Un limbo tra “aldiquà” e “aldilà”: ecco come Yu Hua, scrittore contemporaneo cinese, decide di raccontare la Cina di oggi ne Il settimo giorno. Lasciato il mondo terreno, Yang Fei si ritrova nel “limbo” dei morti senza sepoltura, persone senza una tomba, dimenticate dai vivi. Nell’arco di sette giorni (in cinese 七 qi, omofono di 起 “sorgere” e 气 “essenza vitale”), Yang Fei ascolta le storie di vita e di morte di vari personaggi: è proprio questo l’espediente narrativo che permette all’autore di evidenziare con una tecnica diretta ed efficace le contraddizioni di una civiltà in costante sviluppo e cambiamento ma pur sempre legata alla tradizione.

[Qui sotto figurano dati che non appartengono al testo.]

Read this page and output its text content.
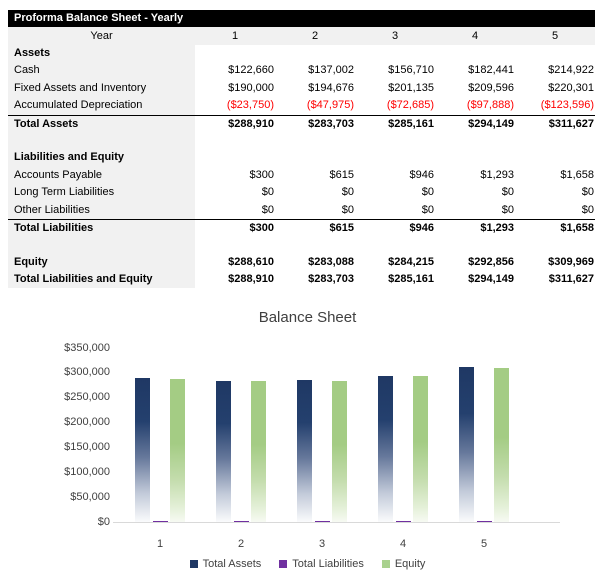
Proforma Balance Sheet - Yearly
Year	1	2	3	4	5
Assets
Cash	$122,660	$137,002	$156,710	$182,441	$214,922
Fixed Assets and Inventory	$190,000	$194,676	$201,135	$209,596	$220,301
Accumulated Depreciation	($23,750)	($47,975)	($72,685)	($97,888)	($123,596)
Total Assets	$288,910	$283,703	$285,161	$294,149	$311,627
Liabilities and Equity
Accounts Payable	$300	$615	$946	$1,293	$1,658
Long Term Liabilities	$0	$0	$0	$0	$0
Other Liabilities	$0	$0	$0	$0	$0
Total Liabilities	$300	$615	$946	$1,293	$1,658
Equity	$288,610	$283,088	$284,215	$292,856	$309,969
Total Liabilities and Equity	$288,910	$283,703	$285,161	$294,149	$311,627
Balance Sheet
$0
$50,000
$100,000
$150,000
$200,000
$250,000
$300,000
$350,000
1	2	3	4	5
Total Assets	Total Liabilities	Equity
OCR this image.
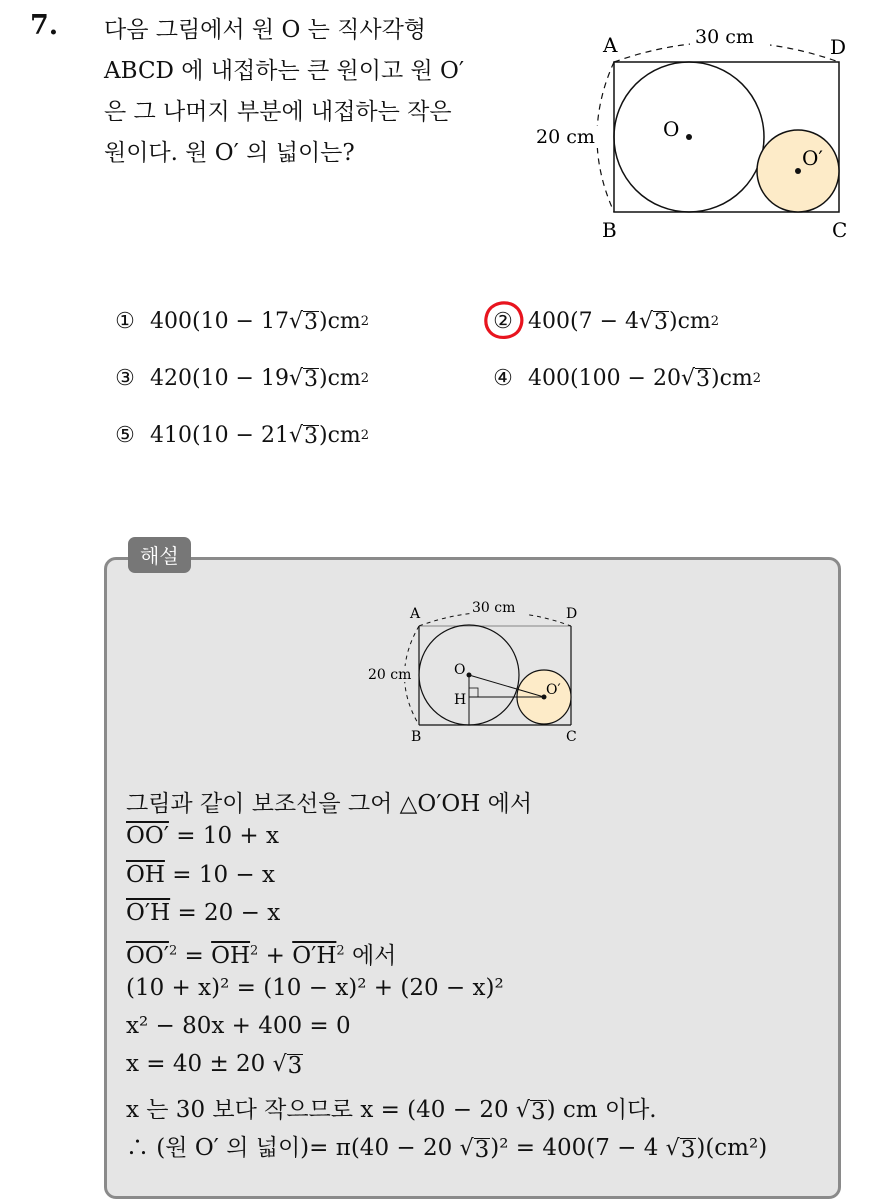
7. 다음 그림에서 원 O 는 직사각형
ABCD 에 내접하는 큰 원이고 원 O′
은 그 나머지 부분에 내접하는 작은
원이다. 원 O′ 의 넓이는?
A	D
B	C
30 cm
20 cm	O
O′
① 400(10 − 17 √ 3 )cm 2	② 400(7 − 4 √ 3 )cm 2
③ 420(10 − 19 √ 3 )cm 2	④ 400(100 − 20 √ 3 )cm 2
⑤ 410(10 − 21 √ 3 )cm 2
해설
A	D
B	C
30 cm
20 cm	O
H
O′
그림과 같이 보조선을 그어 △O′OH 에서
OO′ = 10 + x
$\overline{OH} = 10 - x$
O′H = 20 − x
$OO'^2 = \overline{OH}^2 + O'H^2$ 에서
(10 + x)² = (10 − x)² + (20 − x)²
x² − 80x + 400 = 0
x = 40 ± 20 √ 3
x 는 30 보다 작으므로 x = (40 − 20 √ 3 ) cm 이다.
∴ (원 O′ 의 넓이)= π(40 − 20 √ 3 )² = 400(7 − 4 √ 3 )(cm²)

Yu Hua non si esime dal riprendere in chiave romanzesca gravi casi di cronaca a partire dalle demolizioni forzate di aree residenziali fino al traffico di organi e agli innumerevoli suicidi. Troviamo quindi i genitori di una bambina rimasti seppelliti sotto le macerie del loro stesso appartamento oppure un giovane ragazzo che per acquistare una tomba alla sua fidanzata suicida decide di vendere un rene al mercato degli organi procurandosi un’infezione. Il tutto è condito dal preciso e sprezzante realismo di Yu Hua che, anche con una trama che ha del surreale, riesce ad emergere, lasciando il lettore sconcertato di fronte alle assurde contraddizioni della Cina contemporanea, ma allo stesso tempo lasciando speranza di amore e solidarietà nell’oltretomba.
Proprio questo sentimento di amore e attaccamento profondo alla vita è alla base del rapporto tra Yang Fei e suo padre, figura chiave della tradizione cinese e della vita di Yang Fei stesso. La penna di Yu Hua si trasforma quindi in uno strumento di denuncia sociale nonostante, come egli stesso sostiene, la Cina non sia assolutamente solo questo: accanto agli innumerevoli scandali appare infatti una riflessione profonda sull’armonia di questo popolo e sul destino degli uomini che, alla fine, termina con amore e fratellanza.